Crescimento ministerial
As deserções de pastores notáveis ligados à expansão do trabalho apenas acentuaram a necessidade de mais pastores. De 1869 a 1873, Tiago e Ellen White apelaram repetidamente aos jovens a fim de que se preparassem para o ministério. Essa foi uma razão significativa pela qual os líderes da igreja apoiaram o empreendimento educacional de Goodloe Harper Bell, iniciado em 1872, que culminou com o estabelecimento do Colégio de Battle Creek em 1874. Um corolário disso foram as aulas de Bíblia ministradas por Uriah Smith, editor da Review and Herald, aos pastores e respectivas esposas da região. Isso se tornou tão popular que o casal White o animou a viajar pela Califórnia e Nova Inglaterra para treinar pastores. O livro de Smith, Biblical Institutes, foi o primeiro livro-texto de Teologia para a primeira geração de pastores adventistas, e servia como referência a respeito das crenças da Igreja.
Em resposta aos repetidos apelos, uma geração de jovens tomou a decisão pelo ministério. Essa onda de novos pastores decolou em 1871, quando o número de aspirantes excedeu pela primeira vez o número de pastores ordenados. Os anos 1870 testemunharam duas grandes ondas nesse sentido: a primeira, de 1871 a 1873; a segunda, de 1877 a 1879.

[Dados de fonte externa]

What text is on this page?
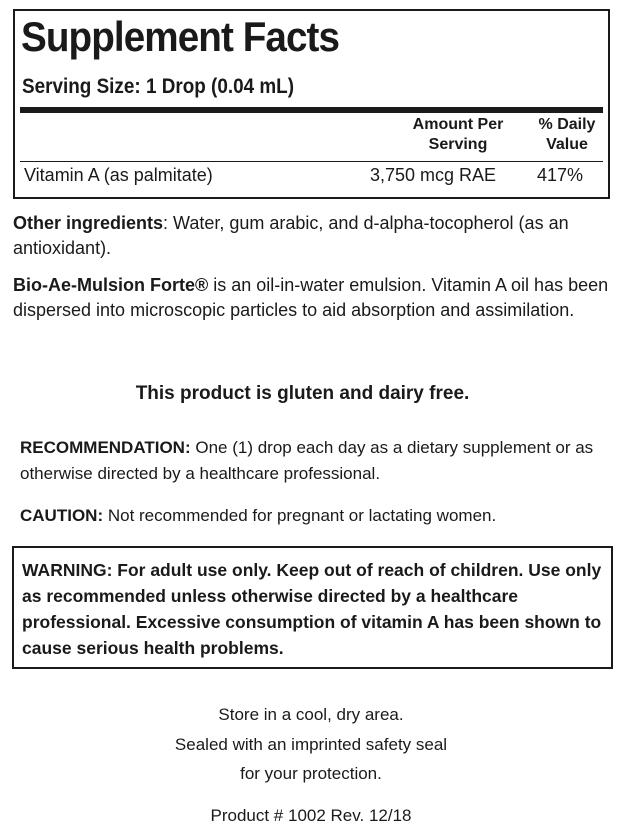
Supplement Facts
Serving Size: 1 Drop (0.04 mL)
Amount Per
Serving
% Daily
Value
Vitamin A (as palmitate)	3,750 mcg RAE 417%
Other ingredients: Water, gum arabic, and d-alpha-tocopherol (as an antioxidant).
Bio-Ae-Mulsion Forte® is an oil-in-water emulsion. Vitamin A oil has been dispersed into microscopic particles to aid absorption and assimilation.
This product is gluten and dairy free.
RECOMMENDATION: One (1) drop each day as a dietary supplement or as otherwise directed by a healthcare professional.
CAUTION: Not recommended for pregnant or lactating women.
WARNING: For adult use only. Keep out of reach of children. Use only as recommended unless otherwise directed by a healthcare professional. Excessive consumption of vitamin A has been shown to cause serious health problems.
Store in a cool, dry area.
Sealed with an imprinted safety seal
for your protection.
Product # 1002 Rev. 12/18
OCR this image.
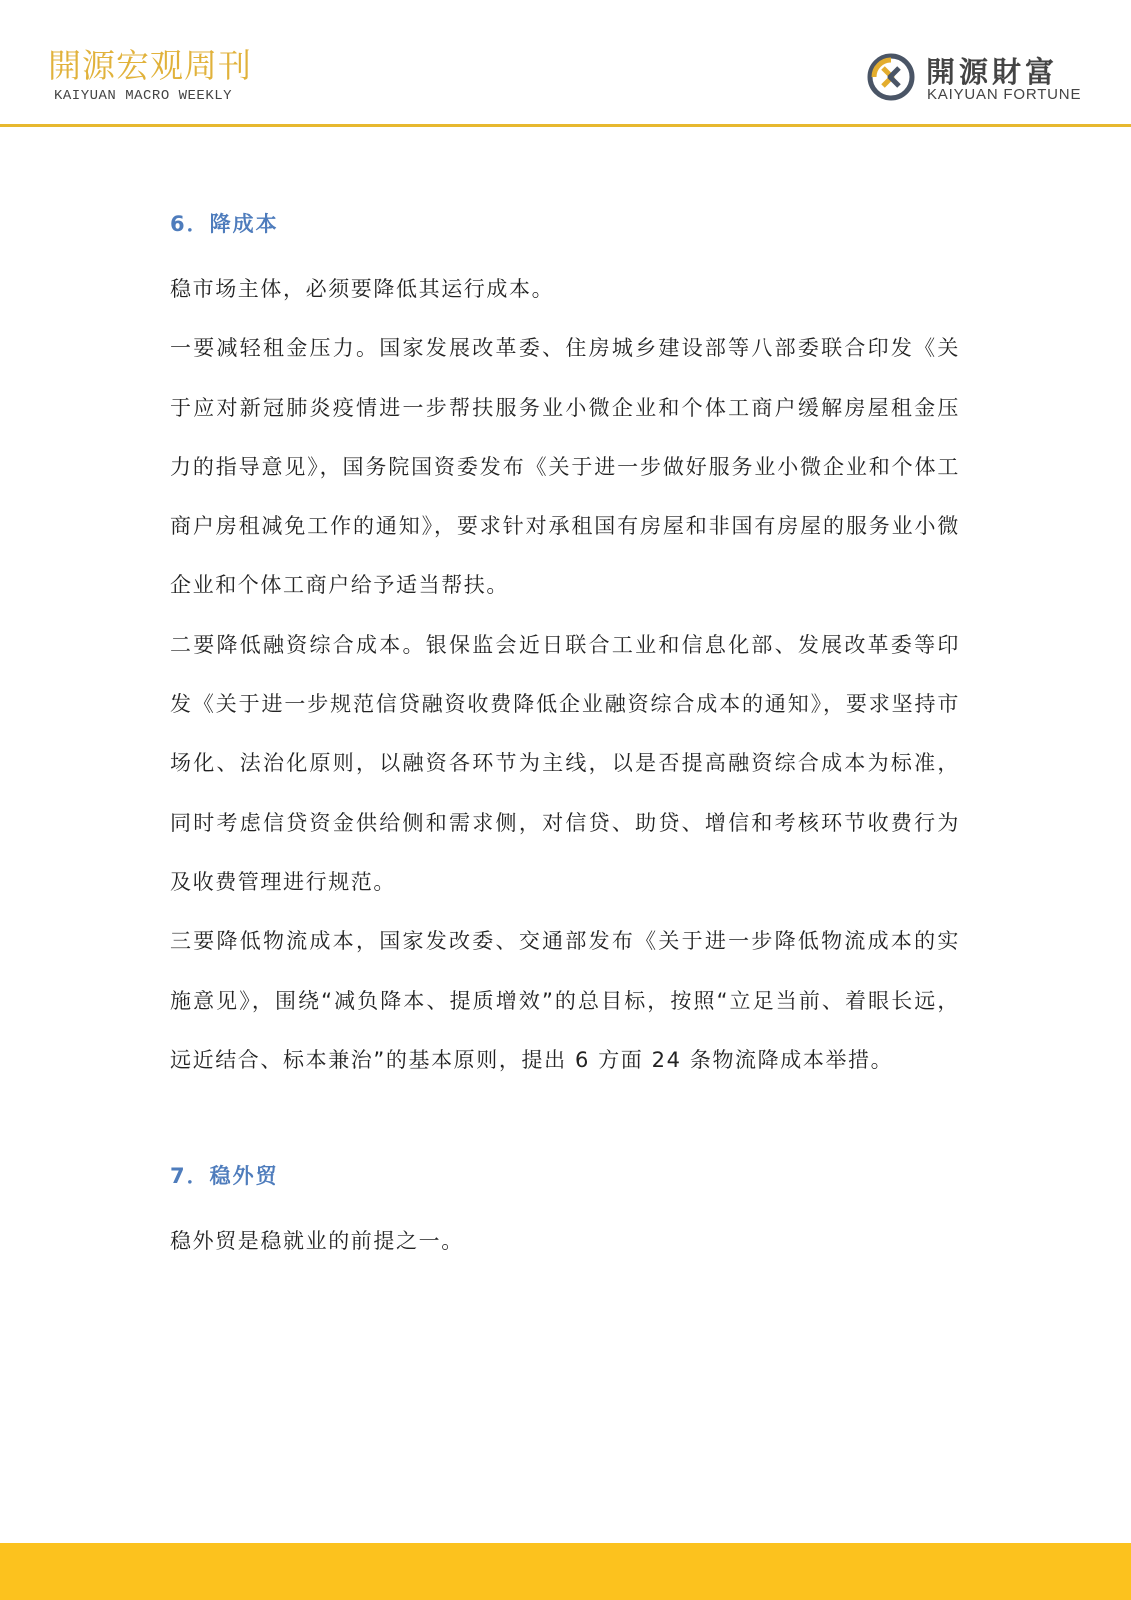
開源宏观周刊
KAIYUAN MACRO WEEKLY
開源財富
KAIYUAN FORTUNE
6．降成本

稳市场主体，必须要降低其运行成本。

一要减轻租金压力。国家发展改革委、住房城乡建设部等八部委联合印发《关于应对新冠肺炎疫情进一步帮扶服务业小微企业和个体工商户缓解房屋租金压力的指导意见》，国务院国资委发布《关于进一步做好服务业小微企业和个体工商户房租减免工作的通知》，要求针对承租国有房屋和非国有房屋的服务业小微企业和个体工商户给予适当帮扶。

二要降低融资综合成本。银保监会近日联合工业和信息化部、发展改革委等印发《关于进一步规范信贷融资收费降低企业融资综合成本的通知》，要求坚持市场化、法治化原则，以融资各环节为主线，以是否提高融资综合成本为标准，同时考虑信贷资金供给侧和需求侧，对信贷、助贷、增信和考核环节收费行为及收费管理进行规范。

三要降低物流成本，国家发改委、交通部发布《关于进一步降低物流成本的实施意见》，围绕“减负降本、提质增效”的总目标，按照“立足当前、着眼长远，远近结合、标本兼治”的基本原则，提出 6 方面 24 条物流降成本举措。

7．稳外贸

稳外贸是稳就业的前提之一。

Ellen G. White dirigiu uma série de admoestações aos pastores durante os anos 1870. Ela e o esposo receavam que os jovens pastores não apreciassem o espírito de sacrifício que caracterizou os pioneiros. Suas cautelas em relação aos jovens pastores, especialmente em 1874 e 1875, e novamente em 1879, levaram a limitar licenças ministeriais para os aspirantes. Consequentemente, o número de candidatos diminuiu. Aparentemente, a maioria dos líderes da igreja levou muito a sério seus conselhos a respeito do sagrado papel dos pastores e a necessidade de treiná-los. Como resultado, os líderes restringiram a concessão de licenças. Por sua vez, Tiago e Ellen White chamavam não apenas pastores, mas “obreiros” que tivessem o senso de sacrifício necessário para ter sucesso no ministério.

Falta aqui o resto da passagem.